The LOD team and participation in LDPE could both have contributed to the increase in LKT we observed in 2009–2012 compared to 2005–2008. The dedicated LOD team could have contributed to improved LKT rates mostly through the increase in the number of potential donors who contacted our centre. This could be the result of the presentations on living kidney donation and transplantation given by the team in different nephrology centres where patients and their families and professionals were invited to attend. The dissemination of information and knowledge on living donation through these presentations may also explain the change we noted in the relationship between the donors and their intended recipients over the study periods. Education on the excellent outcomes of LKT in recipients of non-genetically related donors may have led to an increase in the number of contacts from spouses and friends who were willing to donate. One of the goals of the LOD team was to facilitate the living donation process. Hence, team members helped the potential donor to schedule appointments and made sure that the required tests were obtained in a timely fashion. This probably explains why we observed different reasons for terminating the donation process before and after the LOD team became operational. For instance, we noted a decreased proportion of potential donors who did not schedule their appointments in cohort 2. Although this may make the process less cumbersome for potential donors, the time elapsed between first contact and organ procurement was longer in cohort 2 than in cohort 1. Except for participation in the LDPE program, we could not identify specific reasons for this prolongation in cohort 2 versus cohort 1. We observed that 13 potential altruistic donors contacted our centre between 2009 and 2012, whereas none presented themselves between 2005 and 2008. Increased media attention on this type of living donation and an attitude of openness from the transplant professionals could be hypothesized for this finding. However, this cannot explain the increase in LKT we observed, as only one of these potential donors actually resulted in effective donation.

Before the participation of Quebec in the LDPE (November 2010), blood group and immunologic incompatibilities were an important reason to not perform living kidney transplantation [8]. The LDPE has removed this reason for refusal.
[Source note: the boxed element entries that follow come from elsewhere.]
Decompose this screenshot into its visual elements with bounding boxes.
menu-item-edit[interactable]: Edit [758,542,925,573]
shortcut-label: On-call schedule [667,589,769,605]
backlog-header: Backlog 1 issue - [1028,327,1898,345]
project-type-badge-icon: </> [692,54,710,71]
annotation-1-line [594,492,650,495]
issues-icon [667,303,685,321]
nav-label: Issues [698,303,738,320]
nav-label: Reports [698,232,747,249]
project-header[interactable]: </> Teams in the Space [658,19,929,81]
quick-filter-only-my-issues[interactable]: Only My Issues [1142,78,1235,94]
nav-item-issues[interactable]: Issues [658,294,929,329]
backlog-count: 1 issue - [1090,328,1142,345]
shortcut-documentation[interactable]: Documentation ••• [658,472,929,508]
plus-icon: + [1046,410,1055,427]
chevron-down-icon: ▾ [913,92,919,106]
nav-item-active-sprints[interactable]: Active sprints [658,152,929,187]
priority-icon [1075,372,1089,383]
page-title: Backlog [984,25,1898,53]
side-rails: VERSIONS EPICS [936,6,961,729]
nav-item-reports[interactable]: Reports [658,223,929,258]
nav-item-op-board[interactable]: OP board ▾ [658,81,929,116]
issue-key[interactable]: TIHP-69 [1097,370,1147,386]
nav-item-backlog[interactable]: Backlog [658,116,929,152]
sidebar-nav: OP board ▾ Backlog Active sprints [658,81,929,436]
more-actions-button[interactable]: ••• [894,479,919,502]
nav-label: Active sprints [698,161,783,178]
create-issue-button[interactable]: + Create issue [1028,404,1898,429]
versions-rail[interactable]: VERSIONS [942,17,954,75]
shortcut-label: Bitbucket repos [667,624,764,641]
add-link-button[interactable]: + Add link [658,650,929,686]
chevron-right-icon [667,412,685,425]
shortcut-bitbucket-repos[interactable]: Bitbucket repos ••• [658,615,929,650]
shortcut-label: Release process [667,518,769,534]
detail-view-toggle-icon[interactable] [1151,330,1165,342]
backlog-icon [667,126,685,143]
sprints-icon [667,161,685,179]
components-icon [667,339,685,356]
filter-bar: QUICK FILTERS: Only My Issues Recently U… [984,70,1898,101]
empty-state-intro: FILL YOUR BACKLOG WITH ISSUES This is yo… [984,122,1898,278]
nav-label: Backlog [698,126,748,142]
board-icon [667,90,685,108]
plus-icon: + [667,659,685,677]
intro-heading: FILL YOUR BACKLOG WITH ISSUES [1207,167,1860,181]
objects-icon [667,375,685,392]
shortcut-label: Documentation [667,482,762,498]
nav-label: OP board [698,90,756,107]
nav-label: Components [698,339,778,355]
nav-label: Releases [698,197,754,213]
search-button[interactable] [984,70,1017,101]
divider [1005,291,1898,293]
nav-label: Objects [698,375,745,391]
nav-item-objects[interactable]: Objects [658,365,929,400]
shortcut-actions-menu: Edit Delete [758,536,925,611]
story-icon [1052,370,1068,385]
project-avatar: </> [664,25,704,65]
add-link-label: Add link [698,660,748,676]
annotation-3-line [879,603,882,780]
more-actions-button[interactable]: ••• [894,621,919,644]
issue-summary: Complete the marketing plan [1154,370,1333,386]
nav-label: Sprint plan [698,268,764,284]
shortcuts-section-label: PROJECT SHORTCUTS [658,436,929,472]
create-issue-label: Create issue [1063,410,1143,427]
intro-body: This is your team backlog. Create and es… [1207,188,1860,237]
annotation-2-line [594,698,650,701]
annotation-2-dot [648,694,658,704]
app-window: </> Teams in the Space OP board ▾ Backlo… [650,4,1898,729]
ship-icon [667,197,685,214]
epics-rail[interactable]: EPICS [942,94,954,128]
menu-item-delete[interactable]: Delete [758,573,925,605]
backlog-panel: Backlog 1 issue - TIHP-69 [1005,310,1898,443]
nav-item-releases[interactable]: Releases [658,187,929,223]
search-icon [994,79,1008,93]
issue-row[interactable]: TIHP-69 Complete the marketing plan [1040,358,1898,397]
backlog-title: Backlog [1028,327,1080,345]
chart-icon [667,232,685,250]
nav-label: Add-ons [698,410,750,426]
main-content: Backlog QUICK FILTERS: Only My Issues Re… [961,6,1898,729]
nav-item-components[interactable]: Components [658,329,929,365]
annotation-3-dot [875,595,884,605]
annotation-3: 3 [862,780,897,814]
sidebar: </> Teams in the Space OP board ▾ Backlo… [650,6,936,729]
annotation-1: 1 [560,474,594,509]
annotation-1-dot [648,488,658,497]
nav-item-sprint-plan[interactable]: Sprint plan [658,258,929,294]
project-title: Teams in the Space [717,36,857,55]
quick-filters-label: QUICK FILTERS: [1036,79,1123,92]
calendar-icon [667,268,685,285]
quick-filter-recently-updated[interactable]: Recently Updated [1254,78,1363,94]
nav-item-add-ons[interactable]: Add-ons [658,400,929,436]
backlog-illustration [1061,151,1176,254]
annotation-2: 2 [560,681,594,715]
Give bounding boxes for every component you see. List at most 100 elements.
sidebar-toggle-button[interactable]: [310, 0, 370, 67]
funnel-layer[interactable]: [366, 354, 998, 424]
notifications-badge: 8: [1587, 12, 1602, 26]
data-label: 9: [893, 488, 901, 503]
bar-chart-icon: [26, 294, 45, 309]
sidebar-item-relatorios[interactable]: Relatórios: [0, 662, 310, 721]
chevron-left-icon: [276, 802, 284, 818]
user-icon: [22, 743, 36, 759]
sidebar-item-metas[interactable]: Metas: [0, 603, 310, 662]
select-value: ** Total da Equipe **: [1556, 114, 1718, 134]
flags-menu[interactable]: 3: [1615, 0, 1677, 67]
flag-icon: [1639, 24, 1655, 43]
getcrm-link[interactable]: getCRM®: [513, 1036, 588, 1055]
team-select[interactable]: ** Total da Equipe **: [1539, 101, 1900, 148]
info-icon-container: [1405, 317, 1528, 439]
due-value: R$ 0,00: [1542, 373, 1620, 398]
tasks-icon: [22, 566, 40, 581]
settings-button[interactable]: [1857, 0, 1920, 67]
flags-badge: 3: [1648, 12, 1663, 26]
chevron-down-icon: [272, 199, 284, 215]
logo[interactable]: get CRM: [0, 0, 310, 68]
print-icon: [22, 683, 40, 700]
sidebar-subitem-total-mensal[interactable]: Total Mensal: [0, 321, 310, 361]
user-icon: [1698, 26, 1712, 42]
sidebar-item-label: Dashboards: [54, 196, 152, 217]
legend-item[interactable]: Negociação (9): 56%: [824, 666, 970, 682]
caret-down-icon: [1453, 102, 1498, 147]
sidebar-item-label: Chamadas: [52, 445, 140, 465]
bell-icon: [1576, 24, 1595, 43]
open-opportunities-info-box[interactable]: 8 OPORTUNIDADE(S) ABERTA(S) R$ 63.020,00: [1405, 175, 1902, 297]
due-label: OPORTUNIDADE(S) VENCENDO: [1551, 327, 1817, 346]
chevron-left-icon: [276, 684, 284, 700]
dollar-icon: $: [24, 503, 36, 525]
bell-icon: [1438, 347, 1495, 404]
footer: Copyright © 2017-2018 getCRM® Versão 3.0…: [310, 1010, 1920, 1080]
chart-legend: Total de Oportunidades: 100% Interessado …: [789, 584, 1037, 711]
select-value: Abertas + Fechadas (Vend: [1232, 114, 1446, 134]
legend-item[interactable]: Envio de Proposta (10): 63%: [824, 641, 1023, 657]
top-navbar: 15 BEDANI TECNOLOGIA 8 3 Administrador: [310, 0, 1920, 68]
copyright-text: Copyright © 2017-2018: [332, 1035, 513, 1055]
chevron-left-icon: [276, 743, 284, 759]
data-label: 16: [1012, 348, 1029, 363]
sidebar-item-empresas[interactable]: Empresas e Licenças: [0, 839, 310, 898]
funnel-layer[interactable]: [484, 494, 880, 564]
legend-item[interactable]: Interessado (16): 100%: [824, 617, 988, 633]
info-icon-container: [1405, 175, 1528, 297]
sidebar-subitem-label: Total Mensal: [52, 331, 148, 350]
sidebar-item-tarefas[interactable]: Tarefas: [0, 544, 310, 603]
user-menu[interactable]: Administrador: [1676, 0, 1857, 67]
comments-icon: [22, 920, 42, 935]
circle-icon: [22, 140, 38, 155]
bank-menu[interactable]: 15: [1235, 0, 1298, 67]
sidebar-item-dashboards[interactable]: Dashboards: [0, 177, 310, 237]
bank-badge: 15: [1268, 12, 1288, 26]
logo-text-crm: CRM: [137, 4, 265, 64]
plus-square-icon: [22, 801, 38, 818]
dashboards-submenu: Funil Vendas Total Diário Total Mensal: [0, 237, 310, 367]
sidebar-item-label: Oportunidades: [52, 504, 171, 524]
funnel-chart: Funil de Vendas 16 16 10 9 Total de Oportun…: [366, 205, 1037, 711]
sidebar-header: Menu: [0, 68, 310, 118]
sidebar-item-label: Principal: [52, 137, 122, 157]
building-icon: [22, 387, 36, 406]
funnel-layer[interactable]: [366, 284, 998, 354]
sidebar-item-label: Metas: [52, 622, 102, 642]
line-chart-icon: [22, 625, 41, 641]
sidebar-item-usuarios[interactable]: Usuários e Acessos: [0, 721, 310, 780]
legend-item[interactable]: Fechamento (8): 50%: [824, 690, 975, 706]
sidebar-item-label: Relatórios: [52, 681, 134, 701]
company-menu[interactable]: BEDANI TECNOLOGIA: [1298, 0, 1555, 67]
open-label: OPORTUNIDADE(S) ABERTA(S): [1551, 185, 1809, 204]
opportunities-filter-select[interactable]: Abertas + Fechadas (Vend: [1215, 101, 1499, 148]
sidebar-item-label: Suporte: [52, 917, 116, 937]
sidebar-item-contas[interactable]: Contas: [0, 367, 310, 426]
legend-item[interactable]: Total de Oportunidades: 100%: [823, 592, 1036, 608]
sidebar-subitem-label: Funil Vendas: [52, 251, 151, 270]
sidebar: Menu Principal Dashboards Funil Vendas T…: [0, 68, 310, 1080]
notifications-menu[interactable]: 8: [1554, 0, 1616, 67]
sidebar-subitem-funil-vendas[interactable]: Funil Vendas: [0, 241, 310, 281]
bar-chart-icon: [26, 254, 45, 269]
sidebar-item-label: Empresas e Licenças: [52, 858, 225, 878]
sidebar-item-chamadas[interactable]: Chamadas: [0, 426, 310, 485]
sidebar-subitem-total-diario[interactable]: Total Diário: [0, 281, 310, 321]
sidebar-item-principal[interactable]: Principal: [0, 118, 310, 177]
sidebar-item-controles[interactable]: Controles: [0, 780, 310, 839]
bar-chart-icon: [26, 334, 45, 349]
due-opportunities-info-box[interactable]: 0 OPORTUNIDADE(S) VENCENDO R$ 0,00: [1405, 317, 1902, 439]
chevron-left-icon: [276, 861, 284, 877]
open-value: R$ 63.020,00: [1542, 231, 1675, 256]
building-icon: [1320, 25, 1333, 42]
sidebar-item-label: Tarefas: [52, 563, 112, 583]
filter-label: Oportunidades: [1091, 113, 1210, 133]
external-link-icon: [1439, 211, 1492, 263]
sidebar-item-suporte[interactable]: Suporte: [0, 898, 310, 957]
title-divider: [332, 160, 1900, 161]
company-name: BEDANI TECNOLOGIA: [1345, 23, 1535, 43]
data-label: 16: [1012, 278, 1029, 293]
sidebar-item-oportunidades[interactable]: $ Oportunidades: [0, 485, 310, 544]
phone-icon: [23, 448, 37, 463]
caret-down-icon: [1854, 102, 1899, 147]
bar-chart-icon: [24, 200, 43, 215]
Also, the LDPE has allowed 9 recipients from our center to receive a LKT. Moreover, four pairs are registered and waiting for a match. These results support the implementation of LDPE. It is also worth noting that a significant proportion of pairs in cohort 2 (24.7% or 18) were composed of an O blood group donor and a non O blood group recipient. These pairs could have been recruited to participate in LDPE in order to decrease the disadvantage of O blood group recipients in LDPE [9].

Conclusion

In addition to being the best option from the patient perspective, LKT also allows for substantial savings for society: LKT recipient are taken off dialysis and are removed from the deceased donor waiting list, which increases the likelihood of finding a deceased donor for those who have no living donor available [10]. In our transplant program, the implementation of a LOD dedicated team and participation in the LDPE were associated with an increased number of living kidney transplantations performed in recent years. These results support the implementation of such initiatives to promote LOD.